Johann Wolfgang von Goethe (1749 – 1832)
„So fühlte ich die Zuneigung erkalten“
Was ich über den Preußen Friedrich denke? Kaum hatte ich am 28. August 1756 mein siebentes Jahr zurückgelegt, als gleich darauf jener Krieg ausbrach, welcher auf die nächsten sieben Jahre meines Lebens großen Einfluss haben sollte. Die Welt spaltete sich sogleich in zwei Parteien, und unsere Familie war ein Bild des großen Ganzen. Mein Großvater war mit einigen Schwiegersöhnen und Töchtern auf österreichischer Seite. Mein Vater neigte mit der kleineren Familienhälfte zu Preußen. Man stritt, man überwarf sich, man schwieg, man brach los und konnte einander nicht begegnen, ohne dass es Händel setzte wie in „Romeo und Julia“. Und so war ich denn auch preußisch, oder um richtiger zu reden, fritzisch gesinnt.
Zu Anfang meiner Studentenzeit hatte Friedrich II. für mich noch immer über allen Männern des Jahrhunderts gestanden. In Leipzig, wo ich mich 1765 bis 1768 aufhielt, war es nicht angezeigt, für den König Partei zu ergreifen. Die Leipziger hatten die Hand des Krieges schwer gefühlt. Es sei keine Kunst, sagten sie, einiges zu leisten, wenn man weder Länder, Geld, noch Blut schone. Friedrich habe sich in keinem seiner Pläne und in nichts, was er sich eigentlich vorgenommen hatte, als groß erwiesen. So fühlte ich nach und nach die unbedingte Verehrung erkalten, die ich diesem merkwürdigen Fürsten von Jugend an gewidmet hatte. Zehn Jahre später, es gab nun wichtigere Dinge als den alternden Preußenkönig, kam ich ihm recht nahe. Ich war inzwischen in den Dienst von Herzog Carl August von Sachsen-Weimar getreten und lebte in Weimar. 1778 war ein heikles Jahr.

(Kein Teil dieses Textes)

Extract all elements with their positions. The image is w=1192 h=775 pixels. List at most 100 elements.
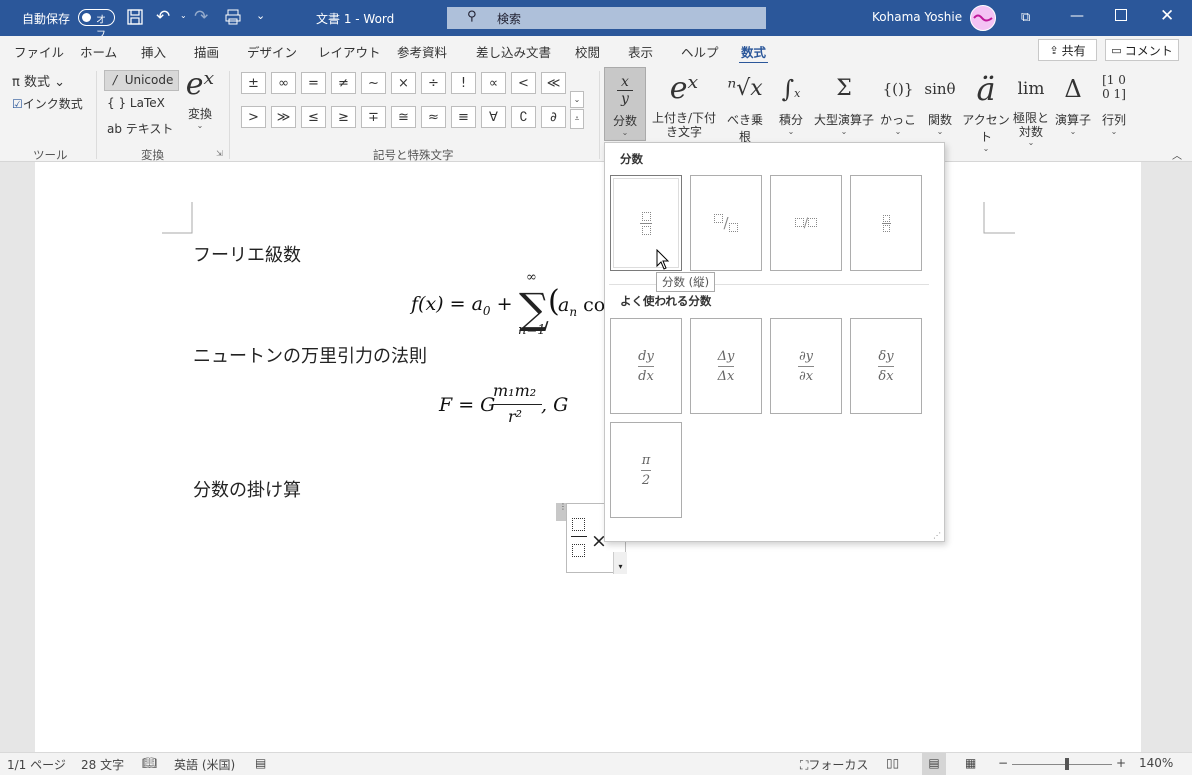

Wieder einmal war um eine Erbfolge ein Krieg entbrannt, diesmal um die bayerische. Auch Friedrich wollte mitmischen und bezog an der böhmischen Grenze Stellung. Für meinen heroisch gesinnten Herzog war das der willkommene Augenblick, an der Seite des Preußenkönigs Feldherrenruhm zu erwerben. So kam er auf die Idee, nach Berlin zu reisen, um die Situation zu sondieren. Immerhin war er ein Großneffe des Königs.
Sachsen-Weimar war neutral im Bayerischen Erbfolgekrieg, und für mich gab es nur ein Ziel: diese Neutralität zu bewahren. Dabei konnte ich mich auf den Anhalt-Dessauer Fürsten Leopold III. verlassen. Er war befreundet mit Carl August, teilte jedoch dessen Heißsporn-Gemüt nicht. Wie froh war ich, als sich der Enkel des „Alten Dessauer“ bereitfand, den Herzog auf der Reise nach Berlin zu begleiten, um alle seine Schritte zu verfolgen und fatale Entschlüsse zu verhindern. Am 14. Mai 1778 betraten wir inkognito bei Treuenbrietzen brandenburgisch-preußisches Territorium – der Herzog als Herr von Ahlefeld, der Fürst unter seinem Namen, ferner der Kammerherr von Wedel und ich. Weiter ging es nach Potsdam, wo wir im Plögerschen Gasthof unmittelbar neben dem Schloss logierten. Eine Besichtigung des Schlosses Sanssouci scheiterte am flegelhaften Kastellan. Aber den riesigen Exerzierstall aus der Zeit des Soldatenkönigs neben der Garnisonkirche durften wir inspizieren.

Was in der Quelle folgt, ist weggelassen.